Ali Babacan’s difficult task

Ali Babacan’s difficult task

Deputy Prime Minister Ali Babacan is a leading figure in the ruling Justice and Development Party (AKP). He knows the ways of the world better than many of his party colleagues. He told reporters in Sydney last week, during the G-20 summit, that there was a lot of interest and curiosity about developments in Turkey.

“We are trying our best to explain political and economic developments in Turkey to our interlocutors. Developments in Turkey are specific to us and therefore it is not easy for them to understand and comprehend them,” he was quoted saying by the press.

Looking at Turkey from the perspective of the advanced democracies within the G-20 group, and not all G-20 members are democratic of course, it is indeed difficult to understand and comprehend some of the developments “specific to Turkey.”

How, after all, are they expected to understand the notion of an “international interest rate lobby,” which Prime Minister Erdoğan invented to deflect negative attention away from his government during last summer’s Gezi Park protests, claiming this lobby is out to undermine and topple his government. It is unlikely that even Babacan, as an economist, believes this yarn.

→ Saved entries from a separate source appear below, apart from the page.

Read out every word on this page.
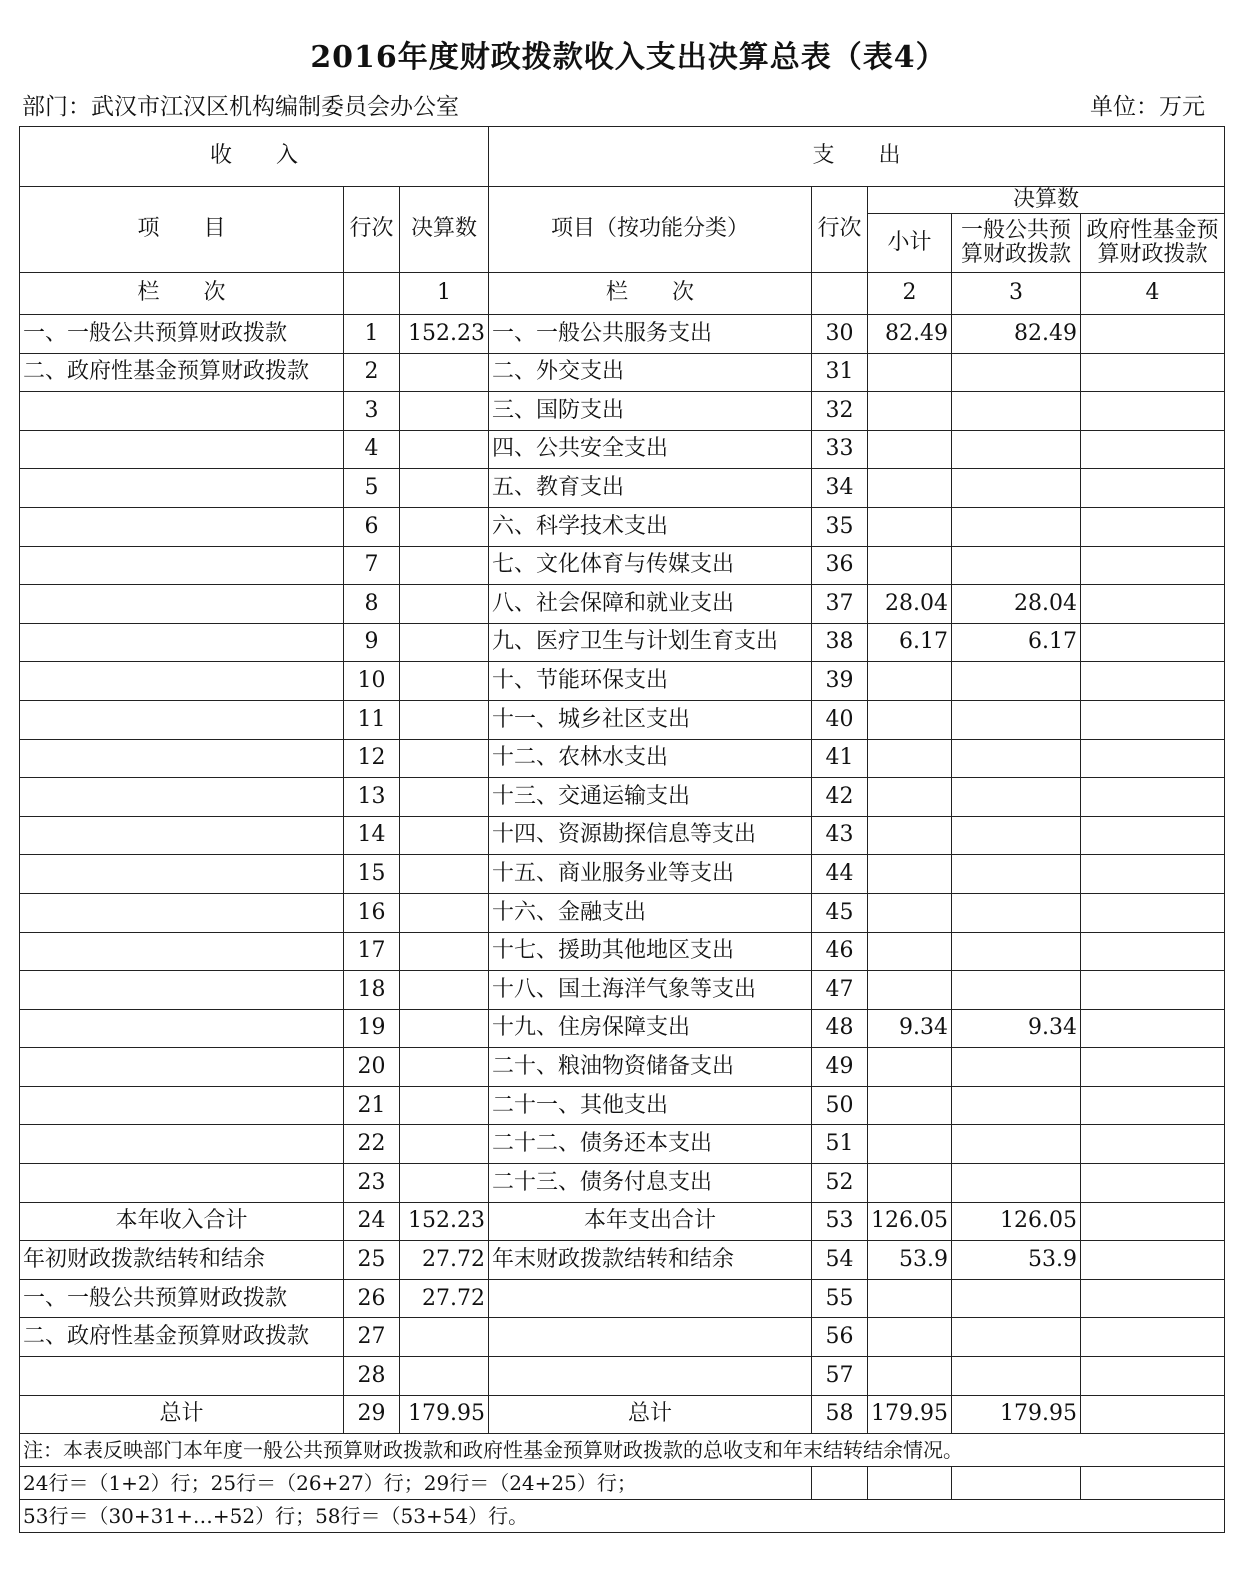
2016年度财政拨款收入支出决算总表（表4）
部门：武汉市江汉区机构编制委员会办公室	单位：万元
收　　入			支　　出				
项　　目	行次	决算数	项目（按功能分类）	行次	决算数		
					小计	一般公共预算财政拨款	政府性基金预算财政拨款
栏　　次		1	栏　　次		2	3	4
一、一般公共预算财政拨款	1	152.23	一、一般公共服务支出	30	82.49	82.49	
二、政府性基金预算财政拨款	2		二、外交支出	31			
	3		三、国防支出	32			
	4		四、公共安全支出	33			
	5		五、教育支出	34			
	6		六、科学技术支出	35			
	7		七、文化体育与传媒支出	36			
	8		八、社会保障和就业支出	37	28.04	28.04	
	9		九、医疗卫生与计划生育支出	38	6.17	6.17	
	10		十、节能环保支出	39			
	11		十一、城乡社区支出	40			
	12		十二、农林水支出	41			
	13		十三、交通运输支出	42			
	14		十四、资源勘探信息等支出	43			
	15		十五、商业服务业等支出	44			
	16		十六、金融支出	45			
	17		十七、援助其他地区支出	46			
	18		十八、国土海洋气象等支出	47			
	19		十九、住房保障支出	48	9.34	9.34	
	20		二十、粮油物资储备支出	49			
	21		二十一、其他支出	50			
	22		二十二、债务还本支出	51			
	23		二十三、债务付息支出	52			
本年收入合计	24	152.23	本年支出合计	53	126.05	126.05	
年初财政拨款结转和结余	25	27.72	年末财政拨款结转和结余	54	53.9	53.9	
一、一般公共预算财政拨款	26	27.72		55			
二、政府性基金预算财政拨款	27			56			
	28			57			
总计	29	179.95	总计	58	179.95	179.95	
注：本表反映部门本年度一般公共预算财政拨款和政府性基金预算财政拨款的总收支和年末结转结余情况。							
24行＝（1+2）行；25行＝（26+27）行；29行＝（24+25）行；							
53行＝（30+31+…+52）行；58行＝（53+54）行。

The government’s new law on the Internet, which has been endorsed by President Abdullah Gül to the detriment of his own democratic reputation, and its new law on the Supreme Board of Judges and Prosecutors (HSYK), which Gül has yet to endorse but is expected to do so, are further examples of developments in Turkey that are hard to understand and comprehend by Babacan’s western interlocutors.

Looked at from the perspective of someone who comes from an advanced democracy, it is not easy to see how these laws - the first restricting press freedoms and the freedom of expression, and the second doing away with the separation of powers principle - serve democracy.

The same applies to the bill the government is trying to hammer out and which clearly aims to place the National Intelligence Service (MİT) above accountability and give it what amounts to a “carte blanche” to act as it wishes. Looking at all of this, many believe Turkey is gradually ditching Western values in favor of values that are current in Russia and China.

The government says it is doing all this to protect democracy against anti-democratic coup attempts. It points to the massive corruption investigation opened Dec. 17 which has implicated members of the AKP, leading to the resignation of three and the dismissal of one government minister, as such an attempt.

But when the new Internet and HSYK laws, as well as other steps being taken by the government, are put side by side, the image to appear is not one of a Turkey moving towards more democracy. The government is doing just the opposite by trying to bring all the institutions of state under its own control, and is preparing the legal infrastructure for this.

Not surprisingly, leading columnists and analysts in Turkey have started referring to these steps by the government as “the real coup attempt against democracy” that is unfolding as the world looks on. If these efforts were aimed at increasing transparency and accountability, with all the necessary checks and balances in their right place, clearly no one would object.

To the contrary, Erdoğan and the AKP would gain in prestige for advancing democracy and fighting corruption in Turkey. Looking at the present picture, however, this is clearly not what is happening. It should come as no surprise to anyone, therefore, that Babacan is having difficulty in getting his western interlocutors to comprehend what is happening in Turkey.